They are both swinging wildly now, humiliating themselves, embarrassing their city and distracting their basketball team with every ugly lunge.
Donald Sterling stumbles onto a national television set with Anderson Cooper and apologizes for his racial slurs by taking more errant jabs at Magic Johnson.
Shelly Sterling falls into the welcoming arms of Barbara Walters and flailingly wonders if the NBA would still be trying to get rid of her and her racist past if she were a man.
The Sterlings are fighting so recklessly, with so much blood spilling down their legacies, that they cannot see a reality that would make them put down their dime-store gloves and stop.
They are fighting for something that no longer exists. All the reasons they both owned and loved the team are gone. These Clippers are no longer their Clippers.
In their warped little world, the Sterlings always treated the Clippers franchise as if it were a shiny backyard four-burner grill. Forty-one times a year the Sterlings would fire it up and invite the neighbors and feel like royalty. They never really cared about cooking good hamburgers; they never really paid any attention to the food; they were happy to feed their egos simply by owning that grill and holding those cookouts.
When it would have been financially smart for the Sterlings to move the team to Orange County several years ago, they refused, simply because their neighbors would have difficulty driving to those 41 barbecues. When fans continually clamored for the owners to spend more money on better players, the Sterlings refused, because they knew their friends would show up no matter what was on the menu. The only reason big contracts were finally given to players like Chris Paul and Blake Griffin is because the Sterlings finally realized that winning basketball games made their get-togethers even more attractive, which made them more attractive.

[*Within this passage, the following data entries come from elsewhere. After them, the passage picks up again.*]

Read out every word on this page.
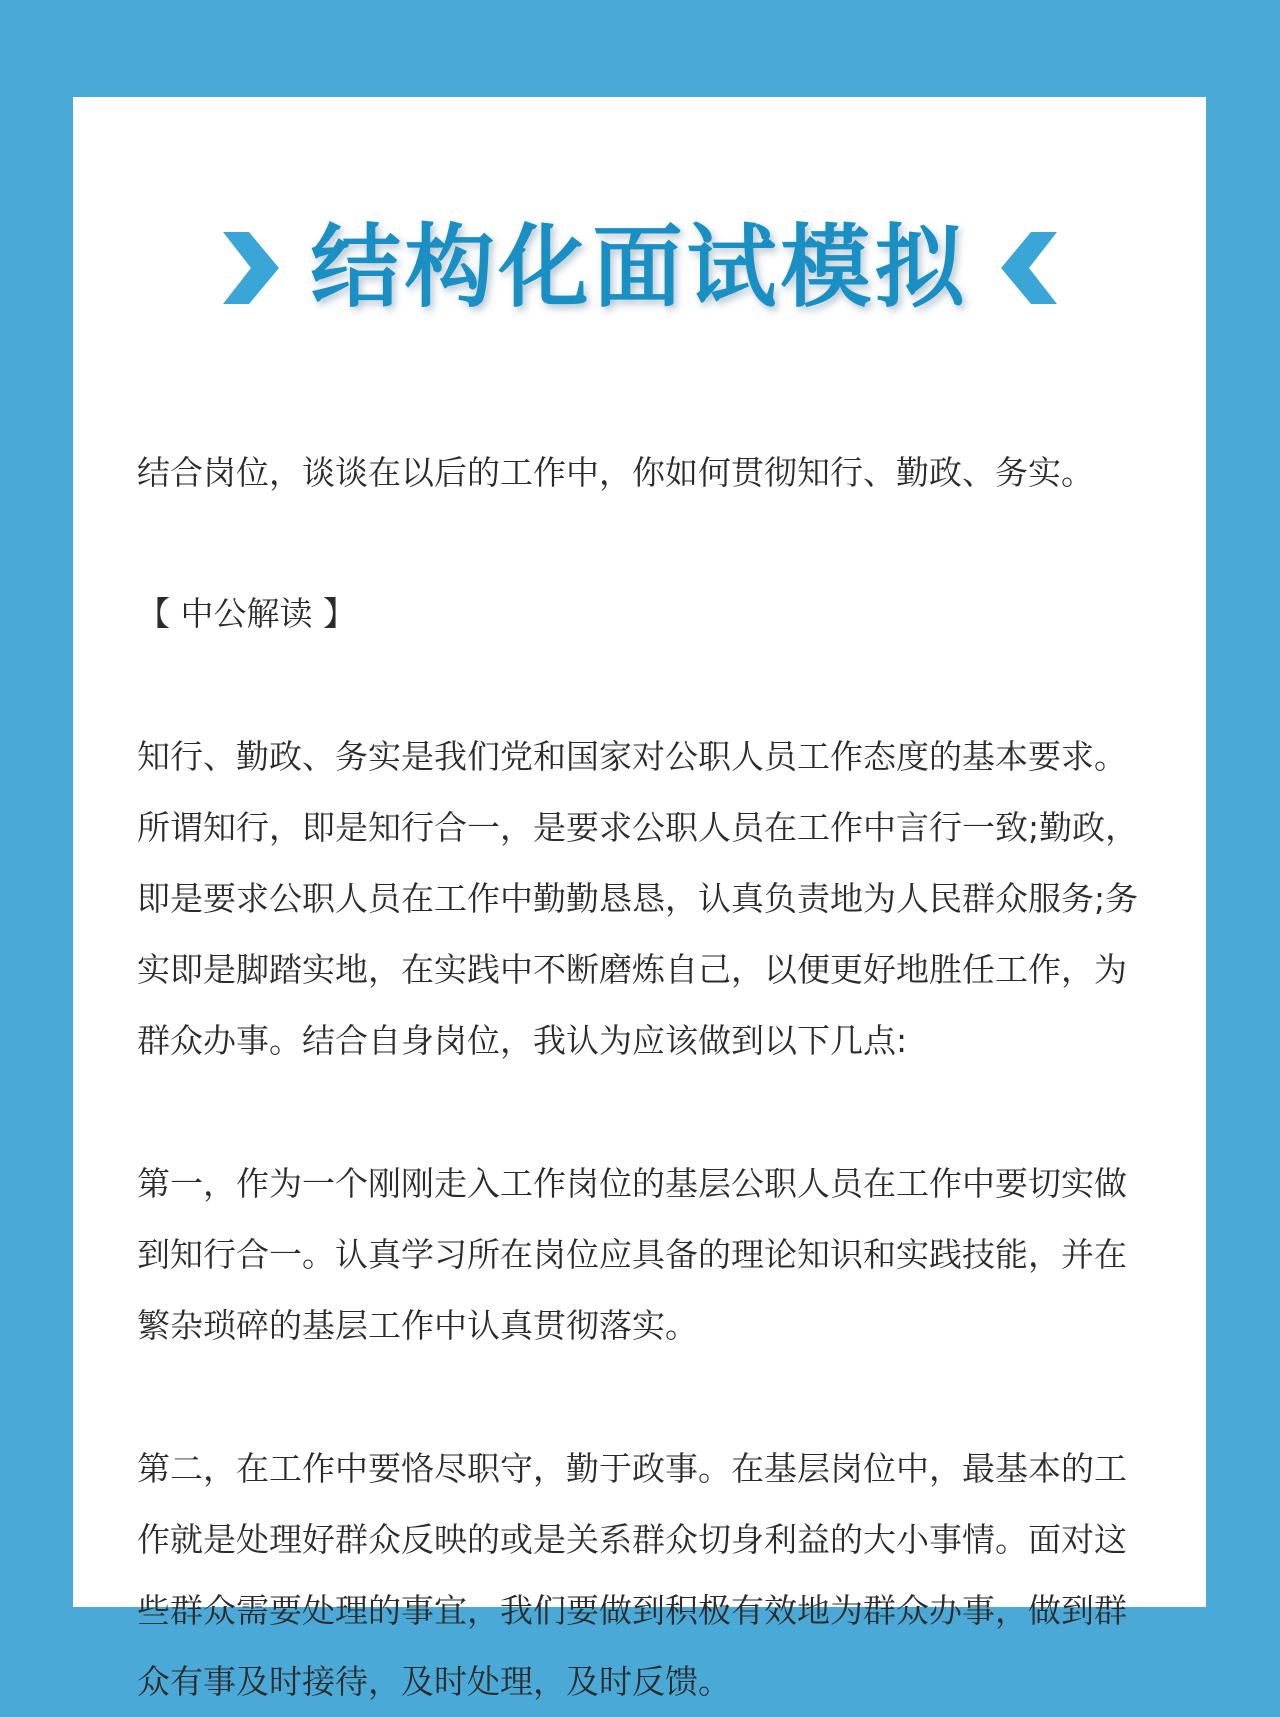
结构化面试模拟

结合岗位，谈谈在以后的工作中，你如何贯彻知行、勤政、务实。

【 中公解读 】

知行、勤政、务实是我们党和国家对公职人员工作态度的基本要求。所谓知行，即是知行合一，是要求公职人员在工作中言行一致;勤政，即是要求公职人员在工作中勤勤恳恳，认真负责地为人民群众服务;务实即是脚踏实地，在实践中不断磨炼自己，以便更好地胜任工作，为群众办事。结合自身岗位，我认为应该做到以下几点:

第一，作为一个刚刚走入工作岗位的基层公职人员在工作中要切实做到知行合一。认真学习所在岗位应具备的理论知识和实践技能，并在繁杂琐碎的基层工作中认真贯彻落实。

第二，在工作中要恪尽职守，勤于政事。在基层岗位中，最基本的工作就是处理好群众反映的或是关系群众切身利益的大小事情。面对这些群众需要处理的事宜，我们要做到积极有效地为群众办事，做到群众有事及时接待，及时处理，及时反馈。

Then Donald Sterling was finally caught in a recording expressing his long-held racist views, and Shelly Sterling was finally exposed in court documents as being his co-conspirator, and the party is over.

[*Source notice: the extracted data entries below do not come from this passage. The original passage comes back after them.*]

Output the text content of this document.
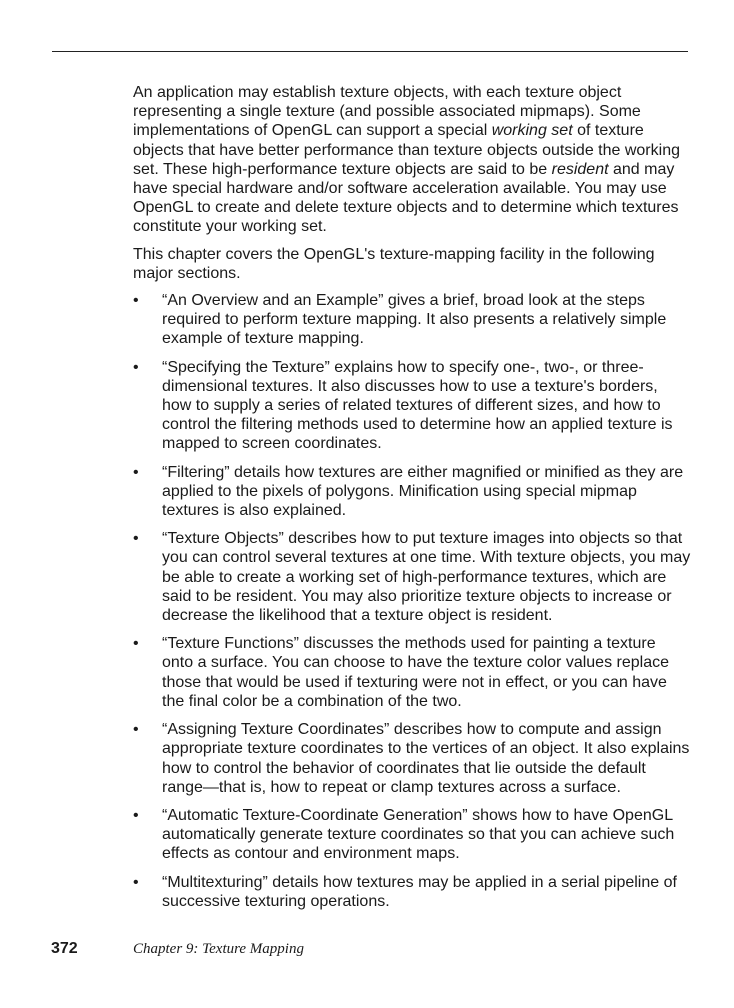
An application may establish texture objects, with each texture object representing a single texture (and possible associated mipmaps). Some implementations of OpenGL can support a special working set of texture objects that have better performance than texture objects outside the working set. These high-performance texture objects are said to be resident and may have special hardware and/or software acceleration available. You may use OpenGL to create and delete texture objects and to determine which textures constitute your working set.

This chapter covers the OpenGL's texture-mapping facility in the following major sections.

• “An Overview and an Example” gives a brief, broad look at the steps required to perform texture mapping. It also presents a relatively simple example of texture mapping.
• “Specifying the Texture” explains how to specify one-, two-, or three-dimensional textures. It also discusses how to use a texture's borders, how to supply a series of related textures of different sizes, and how to control the filtering methods used to determine how an applied texture is mapped to screen coordinates.
• “Filtering” details how textures are either magnified or minified as they are applied to the pixels of polygons. Minification using special mipmap textures is also explained.
• “Texture Objects” describes how to put texture images into objects so that you can control several textures at one time. With texture objects, you may be able to create a working set of high-performance textures, which are said to be resident. You may also prioritize texture objects to increase or decrease the likelihood that a texture object is resident.
• “Texture Functions” discusses the methods used for painting a texture onto a surface. You can choose to have the texture color values replace those that would be used if texturing were not in effect, or you can have the final color be a combination of the two.
• “Assigning Texture Coordinates” describes how to compute and assign appropriate texture coordinates to the vertices of an object. It also explains how to control the behavior of coordinates that lie outside the default range—that is, how to repeat or clamp textures across a surface.
• “Automatic Texture-Coordinate Generation” shows how to have OpenGL automatically generate texture coordinates so that you can achieve such effects as contour and environment maps.
• “Multitexturing” details how textures may be applied in a serial pipeline of successive texturing operations.
372	Chapter 9: Texture Mapping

The fare has never been better, but that shiny grill has forever been trashed. As long as the Sterlings are tending to it, it will sit somewhere in an alley behind Figueroa and nobody will touch it. It's radioactive. It's junk.
The Staples Center courtside seats where Donald Sterling once conducted his rumpled reign have been taken over by folks like Floyd Mayweather and Justin Bieber and Rihanna. The king's throne has been confiscated, and he'll never get it back.
The Staples Center press room that the Sterlings once filled with chip-munching, soda-guzzling sycophants has been mostly emptied of their presence. In the past, the place would be crowded with Sterling's moneyed friends, who would watch the halftime and postgame shows on the televisions while patting Sterling's back, nudging his ribs and kissing his ring. They're mostly gone now, having realized that they can no longer benefit from the relationship. There are still a few misguided middle-aged women hanging around wearing ''Team Shelly'' shirts and challenging those who would oppose her presence, but here's guessing they will eventually flee in embarrassment.
Also gone forever is access to what Sterling consider his prize hood ornaments, his players. Forever bolted is the Clipper locker room where Sterling would love to occasionally visit with friends, sickeningly showing off his player's physiques while attempting to encourage those players — some of whom he didn't even know — with high-school chants. Sterling can't go there anymore. He'll never set foot in a sports locker room again.
It's all gone now, for both of the Sterlings, all of it, every smiling usher, every last back slap, every bowl of pretzels, their stage and their status having been stripped by both an angry NBA and a sickened community.
So as they continue this obscene fight to keep their team — the latest blow Shelly Sterling's threat Tuesday to the New York Times that, if necessary, she will depose every NBA owner to expose any skeletons in the closet — they need to know that they are fighting for an ideal that has been forever lost.
At this point, there is only one way the Sterlings can maintain even a shred of the respect among the Los Angeles community they have so desperately courted during their 30 years of rolling out that shiny four-burner grill.
Stop the madness. End the fight. Realize the one truth that no judge can change, no consultant can fix and no interview can massage.
There is nothing left for you here. These Clippers will never again be your Clippers. Quietly agree that for the good of the city and the NBA, you will immediately put the team up for sale.
You can't win because you've already lost.